En Italie, le triomphe de la Ligue (gagnant 28 points depuis le précédent scrutin) a été accompagné de la progression des plus radicaux Frères d’Italie (plus trois points, à 6,44 %), mais a été fatal aux néofascistes : 0,9 % pour CasaPound et 0,37 % pour Forza Nuova.
En France, deux listes se sont disputé les suffrages de ceux qui trouvent le Rassemblement national (ex-FN) trop cosmopolite. Il fallait être suffisamment motivé pour, d’une part, imprimer soi-même son bulletin, d’autre part penser que le RN est vendu au mondialisme. Le résultat est faible, mais intéressant : la liste de la Dissidence française (groupuscule néofasciste) écrase celle de la Ligne claire, lancée par Renaud Camus contre « le grand remplacement », par 4 569 voix contre 1 578. Renaud Camus ayant, pour sa part, annoncé in extremis qu’il votait pour la liste lepéniste, choqué qu’il avait été par une photographie présentant une de ses colistières en train de prier devant une croix gammée…
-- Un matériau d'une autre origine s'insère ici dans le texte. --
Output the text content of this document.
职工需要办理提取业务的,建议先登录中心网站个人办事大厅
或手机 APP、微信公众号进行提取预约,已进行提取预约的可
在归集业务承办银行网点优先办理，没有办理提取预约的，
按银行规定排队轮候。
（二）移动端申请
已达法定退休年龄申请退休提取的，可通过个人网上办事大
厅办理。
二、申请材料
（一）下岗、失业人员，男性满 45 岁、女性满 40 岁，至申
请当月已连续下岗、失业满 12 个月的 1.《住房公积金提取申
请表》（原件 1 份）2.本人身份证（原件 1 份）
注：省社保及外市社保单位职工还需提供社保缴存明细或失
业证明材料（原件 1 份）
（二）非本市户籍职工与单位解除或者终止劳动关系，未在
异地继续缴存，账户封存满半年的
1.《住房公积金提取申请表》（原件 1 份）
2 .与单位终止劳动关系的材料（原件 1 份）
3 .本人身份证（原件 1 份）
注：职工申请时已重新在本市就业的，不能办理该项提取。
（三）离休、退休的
Si les services français estiment à environ 2 000 le nombre d’activistes d’extrême droite, il y a en tout cas 6 147 électeurs qui ont signifié qu’ils ne croyaient plus dans les valeurs de la démocratie libérale pour contenir ce qu’ils pensent être une guerre raciale.
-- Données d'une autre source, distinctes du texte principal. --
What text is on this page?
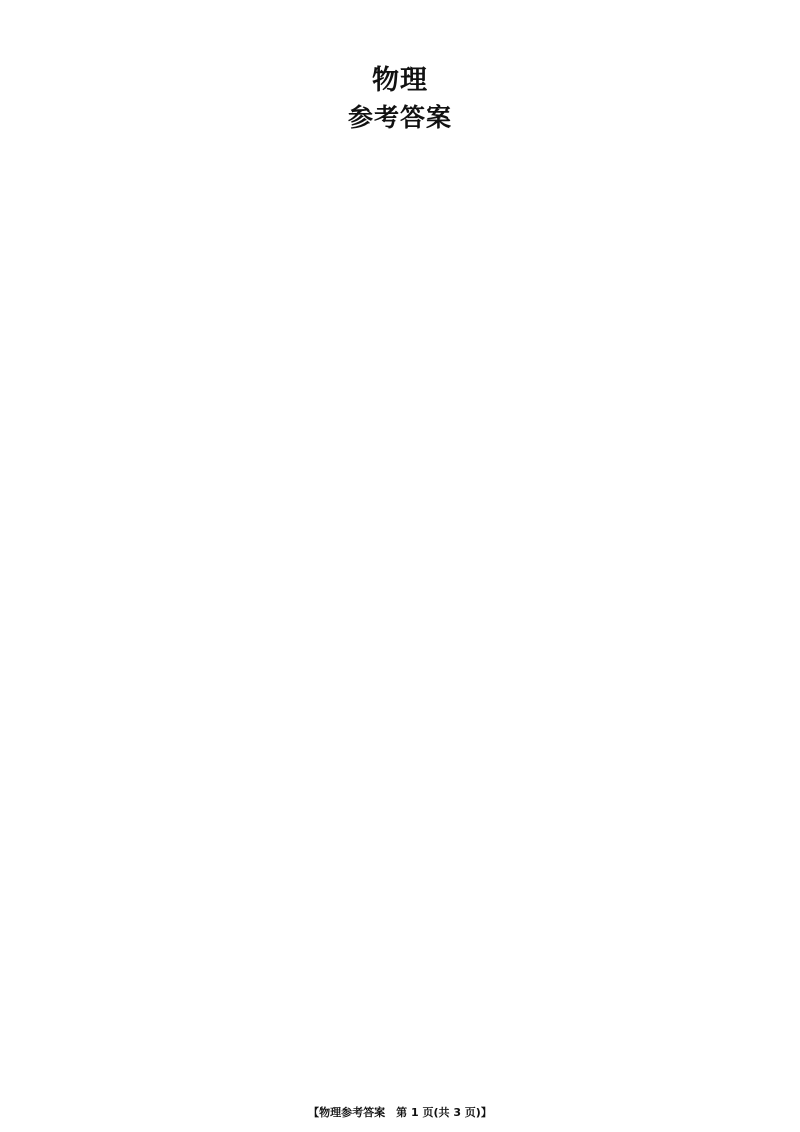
物理
参考答案

【物理参考答案　第 1 页(共 3 页)】
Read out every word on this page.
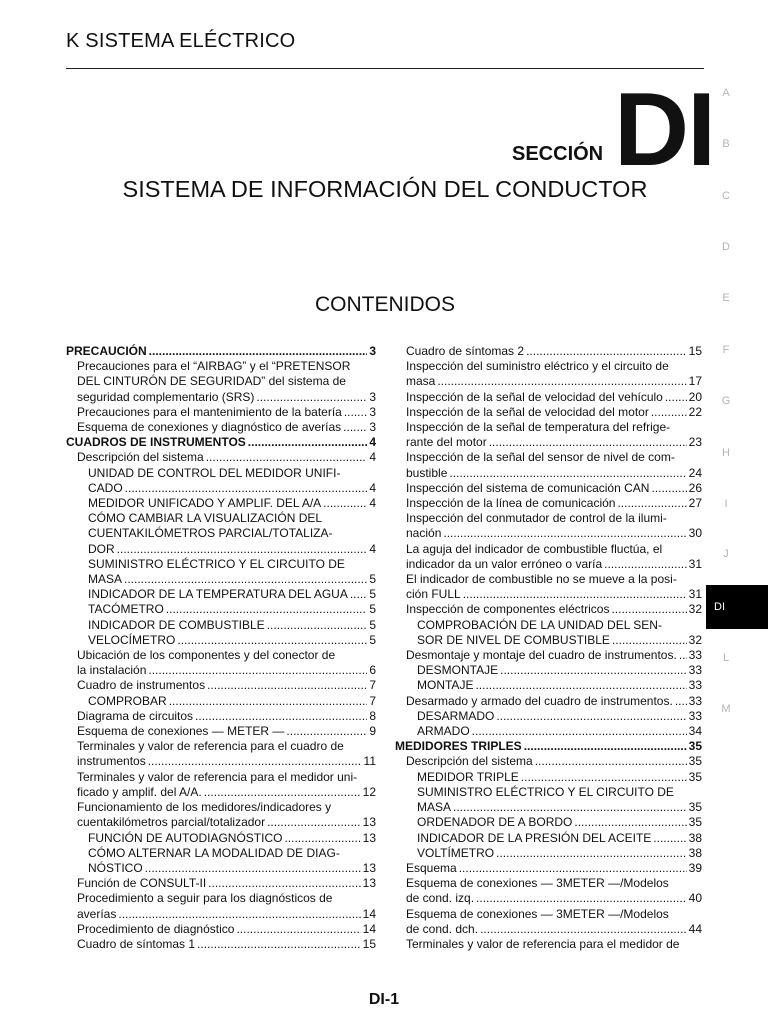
K SISTEMA ELÉCTRICO
SECCIÓN DI
SISTEMA DE INFORMACIÓN DEL CONDUCTOR
CONTENIDOS
PRECAUCIÓN .....	3
Precauciones para el “AIRBAG” y el “PRETENSOR
DEL CINTURÓN DE SEGURIDAD” del sistema de
seguridad complementario (SRS) .....	3
Precauciones para el mantenimiento de la batería ..... 3
Esquema de conexiones y diagnóstico de averías ..... 3
CUADROS DE INSTRUMENTOS .....	4
Descripción del sistema .....	4
UNIDAD DE CONTROL DEL MEDIDOR UNIFI-
CADO .....	4
MEDIDOR UNIFICADO Y AMPLIF. DEL A/A .....	4
CÓMO CAMBIAR LA VISUALIZACIÓN DEL
CUENTAKILÓMETROS PARCIAL/TOTALIZA-
DOR .....	4
SUMINISTRO ELÉCTRICO Y EL CIRCUITO DE
MASA .....	5
INDICADOR DE LA TEMPERATURA DEL AGUA ..... 5
TACÓMETRO .....	5
INDICADOR DE COMBUSTIBLE .....	5
VELOCÍMETRO .....	5
Ubicación de los componentes y del conector de
la instalación .....	6
Cuadro de instrumentos .....	7
COMPROBAR .....	7
Diagrama de circuitos .....	8
Esquema de conexiones — METER — .....	9
Terminales y valor de referencia para el cuadro de
instrumentos .....	11
Terminales y valor de referencia para el medidor uni-
ficado y amplif. del A/A. .....	12
Funcionamiento de los medidores/indicadores y
cuentakilómetros parcial/totalizador .....	13
FUNCIÓN DE AUTODIAGNÓSTICO .....	13
CÓMO ALTERNAR LA MODALIDAD DE DIAG-
NÓSTICO .....	13
Función de CONSULT-II .....	13
Procedimiento a seguir para los diagnósticos de
averías .....	14
Procedimiento de diagnóstico .....	14
Cuadro de síntomas 1 .....	15
Cuadro de síntomas 2 .....	15
Inspección del suministro eléctrico y el circuito de
masa .....	17
Inspección de la señal de velocidad del vehículo ..... 20
Inspección de la señal de velocidad del motor .....	22
Inspección de la señal de temperatura del refrige-
rante del motor .....	23
Inspección de la señal del sensor de nivel de com-
bustible .....	24
Inspección del sistema de comunicación CAN .....	26
Inspección de la línea de comunicación .....	27
Inspección del conmutador de control de la ilumi-
nación .....	30
La aguja del indicador de combustible fluctúa, el
indicador da un valor erróneo o varía .....	31
El indicador de combustible no se mueve a la posi-
ción FULL .....	31
Inspección de componentes eléctricos .....	32
COMPROBACIÓN DE LA UNIDAD DEL SEN-
SOR DE NIVEL DE COMBUSTIBLE .....	32
Desmontaje y montaje del cuadro de instrumentos. ..... 33
DESMONTAJE .....	33
MONTAJE .....	33
Desarmado y armado del cuadro de instrumentos. ..... 33
DESARMADO .....	33
ARMADO .....	34
MEDIDORES TRIPLES .....	35
Descripción del sistema .....	35
MEDIDOR TRIPLE .....	35
SUMINISTRO ELÉCTRICO Y EL CIRCUITO DE
MASA .....	35
ORDENADOR DE A BORDO .....	35
INDICADOR DE LA PRESIÓN DEL ACEITE .....	38
VOLTÍMETRO .....	38
Esquema .....	39
Esquema de conexiones — 3METER —/Modelos
de cond. izq. .....	40
Esquema de conexiones — 3METER —/Modelos
de cond. dch. .....	44
Terminales y valor de referencia para el medidor de
A
B
C
D
E
F
G
H
I
J
DI
L
M
DI-1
- Un processus de radicalisation ?
Il ne faut pas pour autant déduire de ces deux décroissances récentes, terroriste comme électorale, que l’humanisme a progressé en Europe et que la radicalité de droite y serait en déroute. D’abord parce que le versant « mainstream » de l’extrême droite se renforce. Le groupe parlementaire européen auquel participe le Rassemblement national a ainsi doublé son nombre d’eurodéputés.
Même si le RN et la Ligue représentent à eux seuls les deux tiers du groupe, il compte désormais des membres de deux pays nordiques, mais sa progression se limite, à l’est, à la Tchéquie.
Surtout, le manque d’issue politique à une radicalité dont les thèmes sont pourtant amplement diffusés (type « grand remplacement ») et participent, de manière diluée, aux succès des partis légalistes d’extrême droite, peut amener certains de ses militants à considérer que le passage à la violence devient la seule option rationnelle pour obtenir le basculement auquel ils aspirent.
C’est, d’ailleurs, un thème récurrent dans les marges violentes : face au « système » anesthésiant les masses, l’emploi de la violence n’est pas improductif ou amoral, car il permet « l’éveil » des populations face à la gravité de la situation.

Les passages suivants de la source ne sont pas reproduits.